Никому не казалось странным, что в городе, где живут в землянках, тратят и без того скудные рабочие силы и материалы на этот клуб. Когда-то, давным-давно, предки теперешних жителей Дебрянска ютились в курных избах и воздвигали неизъяснимой красоты церкви, башни кремля и палаты. Те, кто видел эти шедевры зодчества, не могут сказать, что они созданы из-под палки. Да, были и дикость, и нищета, и убожество, и купчие крепости на души и тела, и продажа людей, как скота. Но этот «рабочий скот» проявлял немыслимые, казалось бы, в тех условиях тягу к прекрасному и стремление выразить себя в нем. И появлялись творения из камня и дерева, которые пленяли человека через столетия и будут пленять впредь.

Явившись на стройку, Гашкин всех торопил, со многими ругался, давал советы, часто невпопад, но, уходя, всех подбадривал и не смешно шутил. Исчезал он со стройки так же быстро и внезапно, как и появлялся, внося в работу дух беспокойства и спешки.

Поздней постройки церковь на Масловке в архитектурном отношении была ничем не примечательна. В ней во время оккупации немцы держали советских военнопленных… Церковь эта видела настоящий, подлинный ад, перед которым бледнели картины библейских сказаний о муках на том свете.

Всякий раз, приближаясь к этой полуразрушенной церкви, Игнат Гашкин не мог не вспомнить, что именно здесь, где раньше попы дурачили народ, а во время гитлеровской оккупации гибли в муках люди, будет клуб.

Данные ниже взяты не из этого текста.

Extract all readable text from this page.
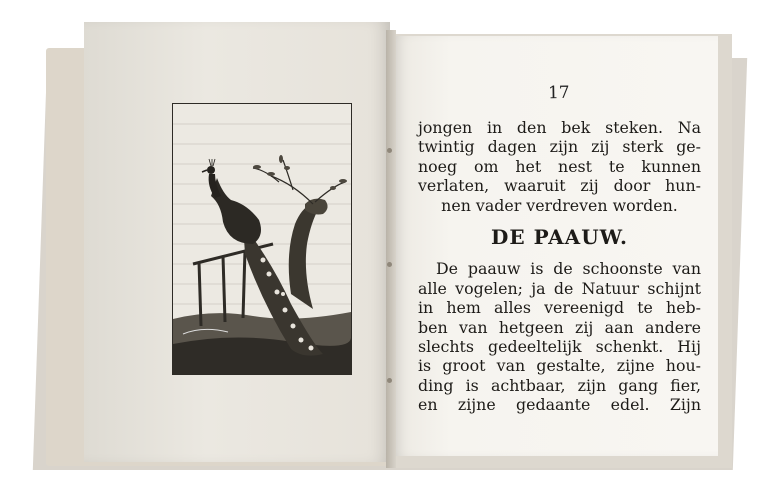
17
jongen in den bek steken. Na
twintig dagen zijn zij sterk ge-
noeg om het nest te kunnen
verlaten, waaruit zij door hun-
nen vader verdreven worden.
DE PAAUW.
De paauw is de schoonste van
alle vogelen; ja de Natuur schijnt
in hem alles vereenigd te heb-
ben van hetgeen zij aan andere
slechts gedeeltelijk schenkt. Hij
is groot van gestalte, zijne hou-
ding is achtbaar, zijn gang fier,
en zijne gedaante edel. Zijn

Наш, советский! Какие речи услышат здесь! Какие слова — в осознание подвига народа!

Проскочив в настежь раскрытую дверь, Игнат очутился в полумраке. Окна еще при немцах были заложены кирпичом, и сейчас его выламывали, штуку за штукой, стараясь не повредить, чтобы снова пустить в дело. Еще не все дыры и трещины в стенах были заделаны, из них дуло; заложить их, особенно наверху, было, пожалуй, самым трудным.

— Здравствуйте, товарищи! — бодро приветствовал Гашкин строителей.

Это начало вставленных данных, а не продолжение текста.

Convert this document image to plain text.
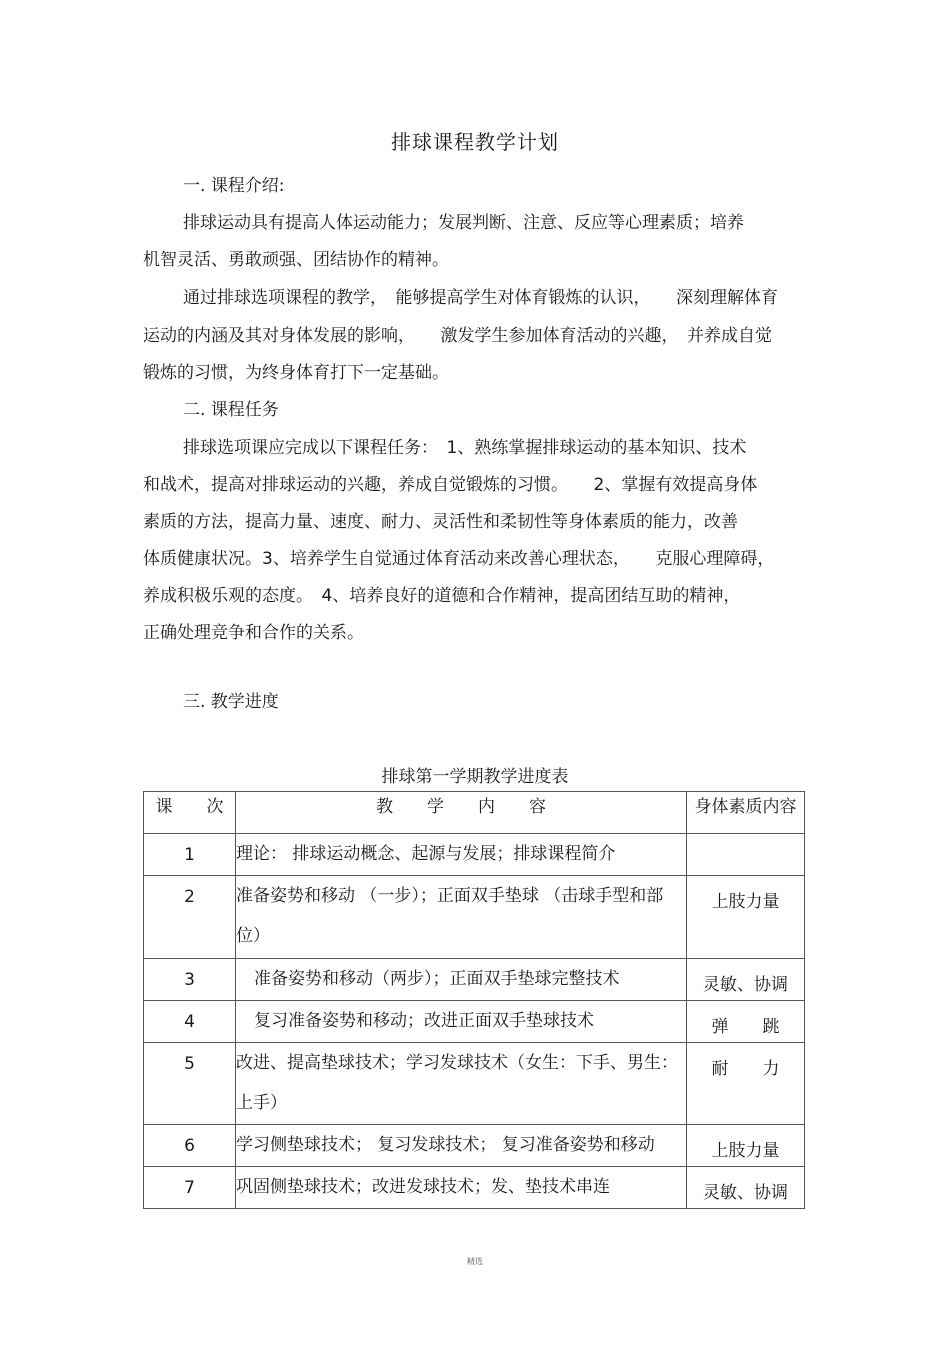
排球课程教学计划
一. 课程介绍:
排球运动具有提高人体运动能力；发展判断、注意、反应等心理素质；培养
机智灵活、勇敢顽强、团结协作的精神。
通过排球选项课程的教学，　能够提高学生对体育锻炼的认识，　　深刻理解体育
运动的内涵及其对身体发展的影响，　　激发学生参加体育活动的兴趣，　并养成自觉
锻炼的习惯，为终身体育打下一定基础。
二. 课程任务
排球选项课应完成以下课程任务：　1、熟练掌握排球运动的基本知识、技术
和战术，提高对排球运动的兴趣，养成自觉锻炼的习惯。　　2、掌握有效提高身体
素质的方法，提高力量、速度、耐力、灵活性和柔韧性等身体素质的能力，改善
体质健康状况。3、培养学生自觉通过体育活动来改善心理状态，　　克服心理障碍，
养成积极乐观的态度。　4、培养良好的道德和合作精神，提高团结互助的精神，
正确处理竞争和合作的关系。
三. 教学进度
排球第一学期教学进度表
课　　次	教　　学　　内　　容	身体素质内容
1	理论： 排球运动概念、起源与发展；排球课程简介	
2	准备姿势和移动 （一步）；正面双手垫球 （击球手型和部位）	上肢力量
3	准备姿势和移动（两步）；正面双手垫球完整技术	灵敏、协调
4	复习准备姿势和移动；改进正面双手垫球技术	弹　　跳
5	改进、提高垫球技术；学习发球技术（女生：下手、男生：上手）	耐　　力
6	学习侧垫球技术； 复习发球技术； 复习准备姿势和移动	上肢力量
7	巩固侧垫球技术；改进发球技术；发、垫技术串连	灵敏、协调
精选
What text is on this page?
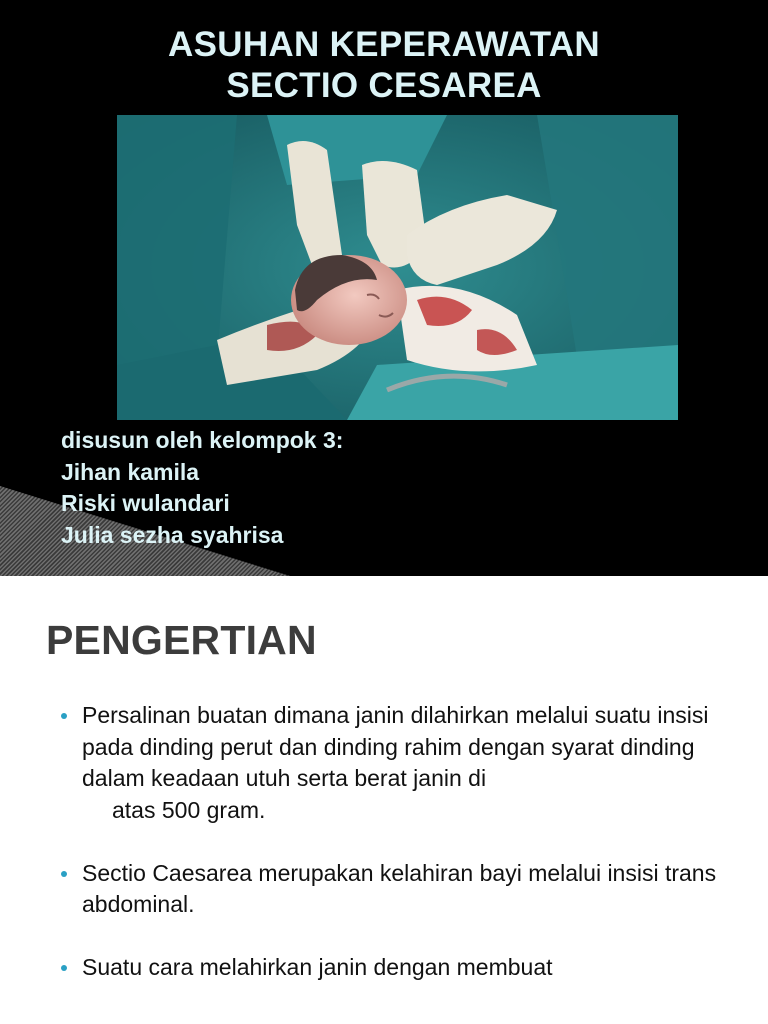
ASUHAN KEPERAWATAN
SECTIO CESAREA
disusun oleh kelompok 3:
Jihan kamila
Riski wulandari
Julia sezha syahrisa
PENGERTIAN
Persalinan buatan dimana janin dilahirkan melalui suatu insisi pada dinding perut dan dinding rahim dengan syarat dinding dalam keadaan utuh serta berat janin di
atas 500 gram.
Sectio Caesarea merupakan kelahiran bayi melalui insisi trans abdominal.
Suatu cara melahirkan janin dengan membuat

Ему ответили, на минуту-другую приостановили работу: с чем это пришел райкомовский актив? И только одна девушка продолжала носить кирпичи. Согнувшись под их тяжестью, она медленно поднималась по закапанной раствором наклонной доске с набитыми на ней планками. Гашкин не сразу распознал в ней Нину Ободову.

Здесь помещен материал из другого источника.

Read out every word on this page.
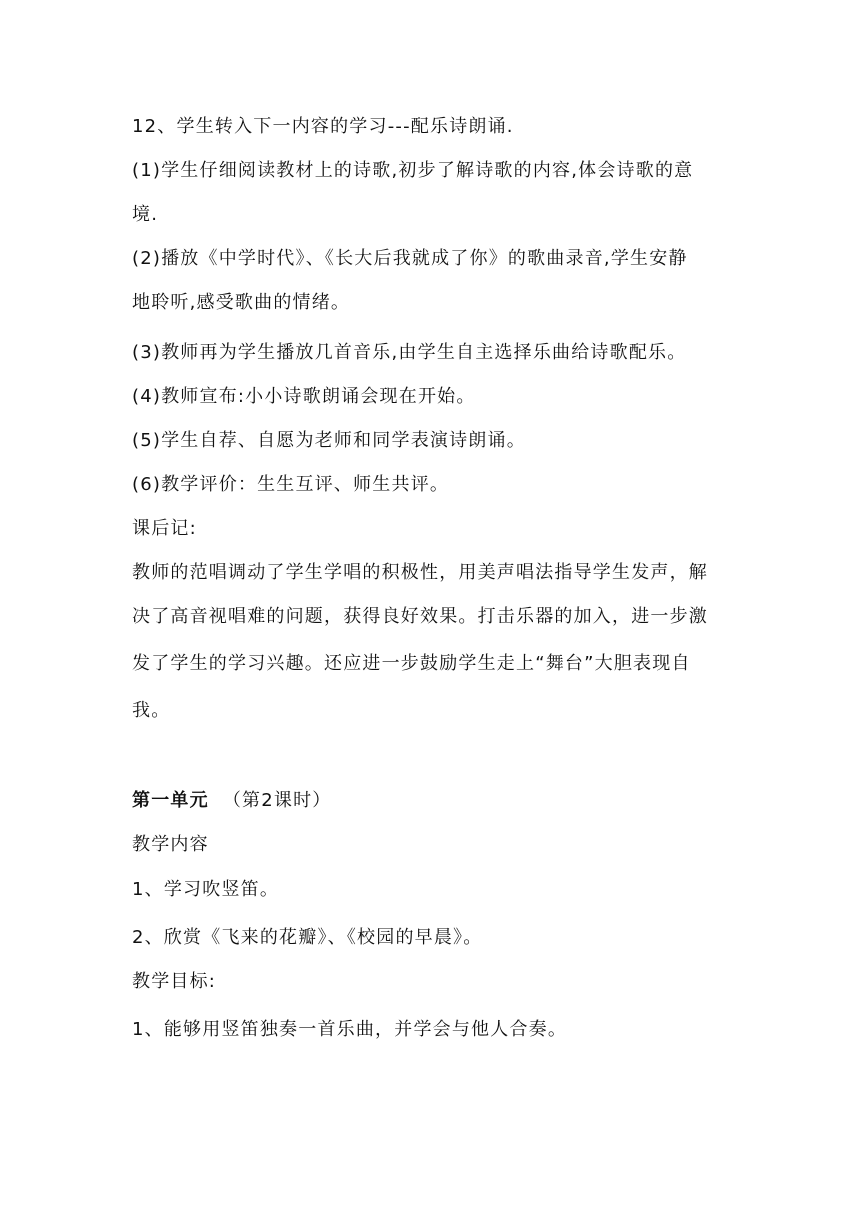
12、学生转入下一内容的学习---配乐诗朗诵.
(1)学生仔细阅读教材上的诗歌,初步了解诗歌的内容,体会诗歌的意
境.
(2)播放《中学时代》、《长大后我就成了你》的歌曲录音,学生安静
地聆听,感受歌曲的情绪。
(3)教师再为学生播放几首音乐,由学生自主选择乐曲给诗歌配乐。
(4)教师宣布:小小诗歌朗诵会现在开始。
(5)学生自荐、自愿为老师和同学表演诗朗诵。
(6)教学评价：生生互评、师生共评。
课后记:
教师的范唱调动了学生学唱的积极性，用美声唱法指导学生发声，解
决了高音视唱难的问题，获得良好效果。打击乐器的加入，进一步激
发了学生的学习兴趣。还应进一步鼓励学生走上“舞台”大胆表现自
我。
第一单元 （第2课时）
教学内容
1、学习吹竖笛。
2、欣赏《飞来的花瓣》、《校园的早晨》。
教学目标:
1、能够用竖笛独奏一首乐曲，并学会与他人合奏。
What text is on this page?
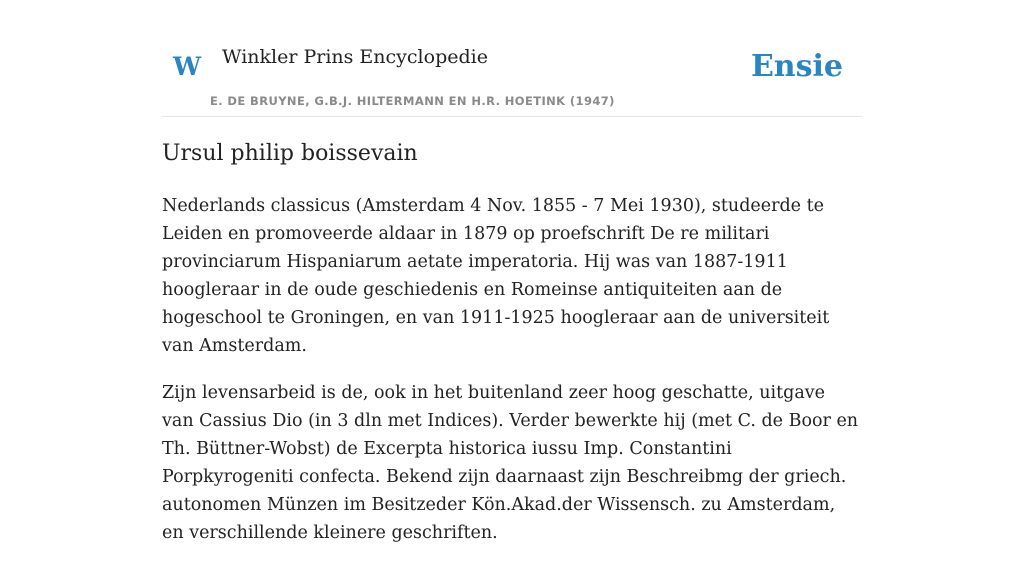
W Winkler Prins Encyclopedie
E. DE BRUYNE, G.B.J. HILTERMANN EN H.R. HOETINK (1947)
Ensie
Ursul philip boissevain

Nederlands classicus (Amsterdam 4 Nov. 1855 - 7 Mei 1930), studeerde te Leiden en promoveerde aldaar in 1879 op proefschrift De re militari provinciarum Hispaniarum aetate imperatoria. Hij was van 1887-1911 hoogleraar in de oude geschiedenis en Romeinse antiquiteiten aan de hogeschool te Groningen, en van 1911-1925 hoogleraar aan de universiteit van Amsterdam.

Zijn levensarbeid is de, ook in het buitenland zeer hoog geschatte, uitgave van Cassius Dio (in 3 dln met Indices). Verder bewerkte hij (met C. de Boor en Th. Büttner-Wobst) de Excerpta historica iussu Imp. Constantini Porpkyrogeniti confecta. Bekend zijn daarnaast zijn Beschreibmg der griech. autonomen Münzen im Besitzeder Kön.Akad.der Wissensch. zu Amsterdam, en verschillende kleinere geschriften.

— Трудишься? — спросил он.

— Работаю… — глухо отозвалась Нина, даже не обернувшись в сторону Гашкина. В брюках, выменянных на хлеб, в ватнике, туго перетянутом ремнем, она легко сошла бы за смазливого мальчишку, если б не платок.

— Давай, давай! Пора и поработать!

Гашкин считал, что и сейчас Нина все еще не искупила своей вины.

Никто в бригаде не относился к Нине плохо. Никто и никогда не повторил ей того, что с такой резкостью бросил тогда в райкоме Гашкин!.. Работавшие рядом с ней девчата с Бережка, пожилые мужчины, женщины хватили горя, бед и знали, как нелегко было жить в те долгие страшные месяцы. «Девчонка… Что-то было, а что-то приврали… К красивым всегда грязь прилипает больше…»

И сама Нина считала, что здесь к ней относятся очень-очень хорошо, прямо замечательно! Недаром, идя на работу из сарайчика тети Маши, она так спешила проскочить улицы и поскорее очутиться на стройке. Здесь всех она считала своими. А уж о бригадире и говорить нечего! Как родной…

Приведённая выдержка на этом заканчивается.